Loi relative aux commissions militaires

En juin, dans l’affaire Hamdan c. Rumsfeld, la Cour suprême a déclaré illégales les commissions militaires qui avaient été créées par décret militaire en novembre 2001 pour juger les étrangers détenus comme « combattants ennemis » dans la « guerre contre le terrorisme ». Avant que cet arrêt ne soit rendu, 10 étrangers avaient été cités à comparaître devant des commissions de cette nature. La Cour annulait également la décision du chef de l’État de ne pas appliquer l’article 3 commun aux quatre Conventions de Genève de 1949 aux détenus soupçonnés de relations avec les talibans ou avec Al Qaïda. Le texte de cet article 3 dispose que les personnes détenues lors de conflits armés doivent être traitées avec humanité et bénéficier d’un procès équitable. En septembre, le président Bush a confirmé que la Central Intelligence Agency (CIA, les services de renseignements) avait dirigé un programme secret de détentions au titre duquel certaines personnes appréhendées dans le cadre de la « guerre contre le terrorisme » avaient été placées en détention au secret et soumises à des techniques d’interrogatoire « différentes ». Le chef de l’État a déclaré que la décision de la Cour suprême avait hypothéqué l’avenir de ce programme secret.
Fin septembre, le Congrès a adopté la Loi relative aux commissions militaires.
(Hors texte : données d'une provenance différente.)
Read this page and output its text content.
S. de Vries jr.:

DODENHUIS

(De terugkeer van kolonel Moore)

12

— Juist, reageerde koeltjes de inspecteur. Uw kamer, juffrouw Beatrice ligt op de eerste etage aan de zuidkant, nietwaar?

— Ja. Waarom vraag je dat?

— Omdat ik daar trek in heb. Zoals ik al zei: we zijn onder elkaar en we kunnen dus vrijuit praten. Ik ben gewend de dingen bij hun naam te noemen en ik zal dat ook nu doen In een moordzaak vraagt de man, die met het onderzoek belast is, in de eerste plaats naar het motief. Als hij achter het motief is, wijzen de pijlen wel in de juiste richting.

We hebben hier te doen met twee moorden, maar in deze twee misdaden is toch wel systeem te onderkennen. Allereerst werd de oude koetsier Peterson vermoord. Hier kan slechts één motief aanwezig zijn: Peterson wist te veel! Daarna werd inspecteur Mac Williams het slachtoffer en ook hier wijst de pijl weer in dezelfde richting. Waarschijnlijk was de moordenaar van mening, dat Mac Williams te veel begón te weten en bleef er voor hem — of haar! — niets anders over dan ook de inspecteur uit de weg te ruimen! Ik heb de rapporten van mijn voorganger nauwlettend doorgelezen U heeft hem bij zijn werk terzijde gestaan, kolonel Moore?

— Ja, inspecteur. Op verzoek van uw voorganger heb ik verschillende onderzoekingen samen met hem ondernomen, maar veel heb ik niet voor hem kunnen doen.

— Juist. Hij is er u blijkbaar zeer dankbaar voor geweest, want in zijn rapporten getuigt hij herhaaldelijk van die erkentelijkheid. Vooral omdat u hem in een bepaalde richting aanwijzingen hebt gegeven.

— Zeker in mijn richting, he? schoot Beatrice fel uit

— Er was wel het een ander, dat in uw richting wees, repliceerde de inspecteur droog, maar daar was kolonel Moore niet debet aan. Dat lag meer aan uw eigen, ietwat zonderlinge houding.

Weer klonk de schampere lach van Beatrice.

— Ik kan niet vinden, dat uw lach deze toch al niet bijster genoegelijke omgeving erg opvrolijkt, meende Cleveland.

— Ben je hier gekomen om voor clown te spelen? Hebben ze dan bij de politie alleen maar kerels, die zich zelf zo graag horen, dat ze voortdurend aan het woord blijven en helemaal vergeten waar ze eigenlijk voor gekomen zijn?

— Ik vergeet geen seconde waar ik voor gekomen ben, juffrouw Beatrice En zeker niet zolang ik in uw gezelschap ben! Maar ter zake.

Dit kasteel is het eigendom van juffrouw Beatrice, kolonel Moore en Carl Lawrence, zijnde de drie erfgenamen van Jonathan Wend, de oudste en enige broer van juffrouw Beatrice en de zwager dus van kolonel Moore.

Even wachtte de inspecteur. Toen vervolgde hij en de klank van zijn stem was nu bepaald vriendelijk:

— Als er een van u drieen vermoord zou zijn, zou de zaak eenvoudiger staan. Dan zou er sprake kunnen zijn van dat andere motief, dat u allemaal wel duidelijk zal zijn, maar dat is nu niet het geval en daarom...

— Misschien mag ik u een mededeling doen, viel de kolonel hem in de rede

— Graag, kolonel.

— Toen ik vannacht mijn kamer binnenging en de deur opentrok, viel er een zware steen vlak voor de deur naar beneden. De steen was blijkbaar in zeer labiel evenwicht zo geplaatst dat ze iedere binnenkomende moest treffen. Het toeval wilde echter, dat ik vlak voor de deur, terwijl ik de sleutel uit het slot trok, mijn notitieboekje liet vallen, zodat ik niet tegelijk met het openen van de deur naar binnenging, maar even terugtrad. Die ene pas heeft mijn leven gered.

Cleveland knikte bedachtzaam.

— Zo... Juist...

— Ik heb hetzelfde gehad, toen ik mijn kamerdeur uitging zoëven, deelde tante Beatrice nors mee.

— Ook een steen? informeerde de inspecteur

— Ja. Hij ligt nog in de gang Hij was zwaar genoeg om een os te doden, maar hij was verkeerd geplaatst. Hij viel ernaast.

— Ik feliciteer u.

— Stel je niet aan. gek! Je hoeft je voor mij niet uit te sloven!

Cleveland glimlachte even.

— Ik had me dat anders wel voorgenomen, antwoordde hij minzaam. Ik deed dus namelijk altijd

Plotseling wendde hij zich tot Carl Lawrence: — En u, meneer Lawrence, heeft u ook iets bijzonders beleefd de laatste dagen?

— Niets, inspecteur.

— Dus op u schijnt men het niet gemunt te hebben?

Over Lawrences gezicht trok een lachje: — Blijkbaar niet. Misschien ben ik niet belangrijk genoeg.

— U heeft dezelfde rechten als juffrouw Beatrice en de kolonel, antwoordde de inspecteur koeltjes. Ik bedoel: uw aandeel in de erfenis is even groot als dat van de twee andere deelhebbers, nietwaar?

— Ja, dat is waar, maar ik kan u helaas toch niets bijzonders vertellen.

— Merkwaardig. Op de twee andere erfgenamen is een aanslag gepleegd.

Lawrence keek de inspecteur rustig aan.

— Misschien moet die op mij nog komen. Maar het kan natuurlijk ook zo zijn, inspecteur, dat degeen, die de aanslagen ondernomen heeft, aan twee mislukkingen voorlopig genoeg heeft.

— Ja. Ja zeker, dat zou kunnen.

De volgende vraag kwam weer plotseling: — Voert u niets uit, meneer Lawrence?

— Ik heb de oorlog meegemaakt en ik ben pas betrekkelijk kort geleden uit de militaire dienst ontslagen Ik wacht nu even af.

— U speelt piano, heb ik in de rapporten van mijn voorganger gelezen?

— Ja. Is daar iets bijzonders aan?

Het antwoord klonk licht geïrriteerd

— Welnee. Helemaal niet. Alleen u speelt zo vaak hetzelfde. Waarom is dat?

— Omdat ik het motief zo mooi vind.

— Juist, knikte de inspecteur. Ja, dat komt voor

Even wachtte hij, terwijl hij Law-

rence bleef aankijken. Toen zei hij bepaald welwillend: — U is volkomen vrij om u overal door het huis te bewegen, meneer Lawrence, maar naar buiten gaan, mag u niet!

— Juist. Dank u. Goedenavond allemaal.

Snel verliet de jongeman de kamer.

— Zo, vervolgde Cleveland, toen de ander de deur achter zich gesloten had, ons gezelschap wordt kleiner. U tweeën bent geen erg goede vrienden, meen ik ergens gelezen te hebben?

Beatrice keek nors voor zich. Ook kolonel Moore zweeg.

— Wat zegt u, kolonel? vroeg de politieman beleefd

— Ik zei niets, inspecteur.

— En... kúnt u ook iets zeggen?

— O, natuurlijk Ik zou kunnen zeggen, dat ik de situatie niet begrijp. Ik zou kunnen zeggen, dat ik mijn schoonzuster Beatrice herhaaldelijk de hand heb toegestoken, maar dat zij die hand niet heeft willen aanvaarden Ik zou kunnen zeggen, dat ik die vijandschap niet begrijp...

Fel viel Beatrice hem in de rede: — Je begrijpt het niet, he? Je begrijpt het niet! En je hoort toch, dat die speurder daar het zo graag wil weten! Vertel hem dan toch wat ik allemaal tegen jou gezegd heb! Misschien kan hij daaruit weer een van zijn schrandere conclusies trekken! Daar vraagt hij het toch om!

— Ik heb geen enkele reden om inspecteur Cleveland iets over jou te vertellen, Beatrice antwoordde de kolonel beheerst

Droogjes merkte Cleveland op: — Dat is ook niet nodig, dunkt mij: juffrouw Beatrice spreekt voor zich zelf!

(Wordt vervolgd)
Si ce texte est déclaré conforme à la Constitution, il privera les tribunaux américains de la possibilité d’examiner les requêtes en habeas corpus (procédure permettant la comparution immédiate d’un détenu devant une autorité judiciaire afin d’examiner le bien-fondé de la détention) contestant la légalité, ou même les conditions, de la détention de tout étranger détenu par les États-Unis en tant que « combattant ennemi », quel que soit son lieu d’incarcération. Le 13 décembre, un juge fédéral a rejeté la requête en habeas corpus introduite par un détenu de Guantánamo, Salim Ahmed Hamdan, qui à cette date était détenu par les États-Unis depuis plus de cinq ans sans jugement. Le magistrat a estimé que la Loi relative aux commissions militaires était rétroactive, que de ce fait Salim Ahmed Hamdan n’était pas habilité à introduire cette requête et que, en tant qu’étranger détenu en dehors d’un territoire sous souveraineté américaine, il n’avait aucun droit constitutionnel à l’habeas corpus.
La loi autorisait en outre le chef de l’État à créer de nouvelles commissions militaires afin de juger les « combattants ennemis étrangers et illégaux » – une définition très large qui permet d’inclure les civils capturés loin de tout champ de bataille. Ces nouvelles commissions seraient habilitées à prononcer des condamnations à la peine capitale, à l’issue de procédures dont il semble très peu probable qu’elles présentent des garanties d’équité.
De plus, la Loi relative aux commissions militaires interdisait aux détenus d’invoquer les Conventions de Genève de 1949 dans toute action en justice. Son effet rétroactif la faisait entrer en vigueur dès 1997. Le texte limitait, par ailleurs, la portée de la Loi relative aux crimes de guerre, en omettant d’ériger expressément en infraction les violations de l’interdiction, prévue à l’article 3 commun aux Conventions de Genève, des procès iniques ou des « atteintes à la dignité des personnes », notamment les traitements humiliants et dégradants. En juillet, au cours d’une audience devant le Sénat, six avocats militaires (encore en exercice pour certains) ont admis que certaines techniques d’interrogatoire employées par les États-Unis dans le cadre de la « guerre contre le terrorisme » transgressaient l’article 3.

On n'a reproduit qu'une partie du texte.